The safety profile documented in this cohort demands careful consideration in clinical decision-making. The high incidence of infectious complications and hematologic toxicities suggests that the risk-benefit calculus for third-line intervention must be carefully evaluated, particularly in patients with poor performance status or significant comorbidities. The finding that infectious complications represented the second leading cause of death highlights the delicate balance between controlling GVHD activity and preserving immune function against opportunistic pathogens.
Several limitations merit acknowledgment in interpreting these findings. The retrospective design introduces potential selection biases and variability in response assessment across participating centers.
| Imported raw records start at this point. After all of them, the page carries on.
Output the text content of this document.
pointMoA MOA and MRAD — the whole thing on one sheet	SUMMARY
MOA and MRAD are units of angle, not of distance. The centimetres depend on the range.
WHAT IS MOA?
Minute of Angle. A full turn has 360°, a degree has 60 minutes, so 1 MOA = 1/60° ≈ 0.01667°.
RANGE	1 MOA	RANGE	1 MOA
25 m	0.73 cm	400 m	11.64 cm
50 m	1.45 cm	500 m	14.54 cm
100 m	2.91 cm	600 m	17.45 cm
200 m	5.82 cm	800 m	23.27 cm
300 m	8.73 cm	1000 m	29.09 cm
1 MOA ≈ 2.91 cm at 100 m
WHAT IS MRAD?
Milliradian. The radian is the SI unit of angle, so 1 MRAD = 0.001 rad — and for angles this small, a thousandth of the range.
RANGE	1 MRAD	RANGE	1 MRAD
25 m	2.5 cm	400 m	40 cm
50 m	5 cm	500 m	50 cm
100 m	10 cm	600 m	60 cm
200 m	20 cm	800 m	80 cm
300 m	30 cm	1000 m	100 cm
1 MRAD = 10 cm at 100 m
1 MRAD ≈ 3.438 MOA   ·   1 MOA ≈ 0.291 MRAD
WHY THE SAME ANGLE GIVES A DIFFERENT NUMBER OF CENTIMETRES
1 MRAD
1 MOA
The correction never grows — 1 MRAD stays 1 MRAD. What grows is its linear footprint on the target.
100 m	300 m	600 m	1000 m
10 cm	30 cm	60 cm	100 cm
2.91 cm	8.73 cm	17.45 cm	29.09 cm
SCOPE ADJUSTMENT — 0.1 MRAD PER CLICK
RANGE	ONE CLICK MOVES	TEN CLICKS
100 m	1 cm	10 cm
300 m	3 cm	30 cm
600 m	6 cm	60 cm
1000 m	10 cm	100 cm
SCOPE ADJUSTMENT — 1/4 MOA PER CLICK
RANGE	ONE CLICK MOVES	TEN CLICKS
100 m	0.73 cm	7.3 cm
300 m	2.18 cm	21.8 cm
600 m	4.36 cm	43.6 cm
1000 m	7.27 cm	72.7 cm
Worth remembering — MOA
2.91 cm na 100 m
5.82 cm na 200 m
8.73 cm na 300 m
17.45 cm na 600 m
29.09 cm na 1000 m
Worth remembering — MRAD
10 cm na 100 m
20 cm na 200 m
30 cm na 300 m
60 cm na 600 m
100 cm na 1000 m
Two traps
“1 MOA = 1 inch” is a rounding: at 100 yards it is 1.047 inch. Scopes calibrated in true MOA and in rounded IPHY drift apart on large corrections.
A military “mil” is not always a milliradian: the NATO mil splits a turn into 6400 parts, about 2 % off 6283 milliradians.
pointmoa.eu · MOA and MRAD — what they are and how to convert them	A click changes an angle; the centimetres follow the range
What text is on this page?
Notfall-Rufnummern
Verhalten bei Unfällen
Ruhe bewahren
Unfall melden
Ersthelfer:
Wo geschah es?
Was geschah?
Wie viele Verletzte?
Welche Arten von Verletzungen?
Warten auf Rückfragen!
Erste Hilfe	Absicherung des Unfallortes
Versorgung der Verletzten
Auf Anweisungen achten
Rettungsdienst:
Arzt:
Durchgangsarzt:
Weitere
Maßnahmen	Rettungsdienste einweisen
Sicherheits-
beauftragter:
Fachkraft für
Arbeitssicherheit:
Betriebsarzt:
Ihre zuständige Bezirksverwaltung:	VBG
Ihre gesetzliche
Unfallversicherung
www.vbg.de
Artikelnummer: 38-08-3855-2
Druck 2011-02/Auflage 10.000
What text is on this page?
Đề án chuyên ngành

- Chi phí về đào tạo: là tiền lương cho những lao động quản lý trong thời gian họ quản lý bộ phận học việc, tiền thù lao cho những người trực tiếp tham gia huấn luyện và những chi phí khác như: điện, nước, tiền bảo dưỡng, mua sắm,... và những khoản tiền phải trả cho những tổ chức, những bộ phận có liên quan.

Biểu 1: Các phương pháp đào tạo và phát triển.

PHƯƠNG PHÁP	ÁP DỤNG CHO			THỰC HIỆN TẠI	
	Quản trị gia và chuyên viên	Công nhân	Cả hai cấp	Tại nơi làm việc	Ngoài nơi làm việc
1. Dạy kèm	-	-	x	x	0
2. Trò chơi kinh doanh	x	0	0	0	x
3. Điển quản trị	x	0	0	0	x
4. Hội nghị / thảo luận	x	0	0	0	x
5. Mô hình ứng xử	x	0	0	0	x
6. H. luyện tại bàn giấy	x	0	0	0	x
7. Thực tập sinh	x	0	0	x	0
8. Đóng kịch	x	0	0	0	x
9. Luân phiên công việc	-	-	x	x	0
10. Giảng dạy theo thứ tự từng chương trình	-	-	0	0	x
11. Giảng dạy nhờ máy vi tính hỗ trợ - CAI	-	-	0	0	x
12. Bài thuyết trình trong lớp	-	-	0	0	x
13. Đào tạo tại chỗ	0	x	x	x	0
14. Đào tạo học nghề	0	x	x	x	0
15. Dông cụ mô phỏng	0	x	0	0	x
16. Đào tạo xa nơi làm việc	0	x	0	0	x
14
The relatively small sample size of 59 patients limits statistical power for subgroup analyses and prevents robust identification of predictive factors for treatment response. The absence of standardized third-line treatment protocols across sites reflects the lack of consensus in this area but complicates interpretation of aggregate outcomes. Additionally, the study period spanning from 2019 to 2024 may have included variability in supportive care practices and evolving approaches to infectious prophylaxis.
The generalizability of these findings to non-European populations and to patients with predominantly non-GI aGvHD manifestations remains uncertain. Future prospective studies with standardized treatment protocols, centralized response adjudication, and longer follow-up durations will be essential for advancing evidence-based management in this challenging clinical scenario.
Conclusion
The CHRONOS study provides valuable real-world evidence regarding the outcomes of third-line therapy in steroid- and ruxolitinib-refractory aGvHD with gastrointestinal involvement. The modest response rates and limited response durability observed in this European cohort underscore the substantial therapeutic challenges in this population, while the marked survival advantage in responders validates the clinical importance of achieving disease control when possible. The substantial infectious and hematologic toxicity burden highlights the need for careful patient selection and vigilant supportive care in the third-line setting.
These findings reinforce the critical importance of developing novel therapeutic agents with improved efficacy and safety profiles for this unmet medical need. Ongoing clinical trials evaluating bispecific antibodies, cytokine-targeted therapies, and cellular therapeutics offer promising avenues for improving outcomes in steroid- and ruxolitinib-refractory aGvHD. Until more effective options become available, clinicians should engage in careful risk-benefit discussions with patients and families regarding the limited but potentially meaningful benefits of third-line intervention in this heavily pretreated population.
References
Clausen J, Pérez Simón JA, Carré M, Castilla-Llorente C, Michonneau D, Schauwvlieghe A, Asensi Cantó P, François S, Gabellier L, Corral LL, Benzaquén A, Labussière-Wallet H, Cornillon J, Devillier R, Huynh A, Turlure P, Bauhofer A, Jullien de Pommerol H, Bruelle M, Faghmous I, Masouleh BK, Plantamura E, Malard F, Mohty M. Clinical outcomes of third-line therapy for aGvHD with gastrointestinal involvement after steroids and ruxolitinib failure. Bone Marrow Transplantation. 2026 Mar 28. PMID: 41904242.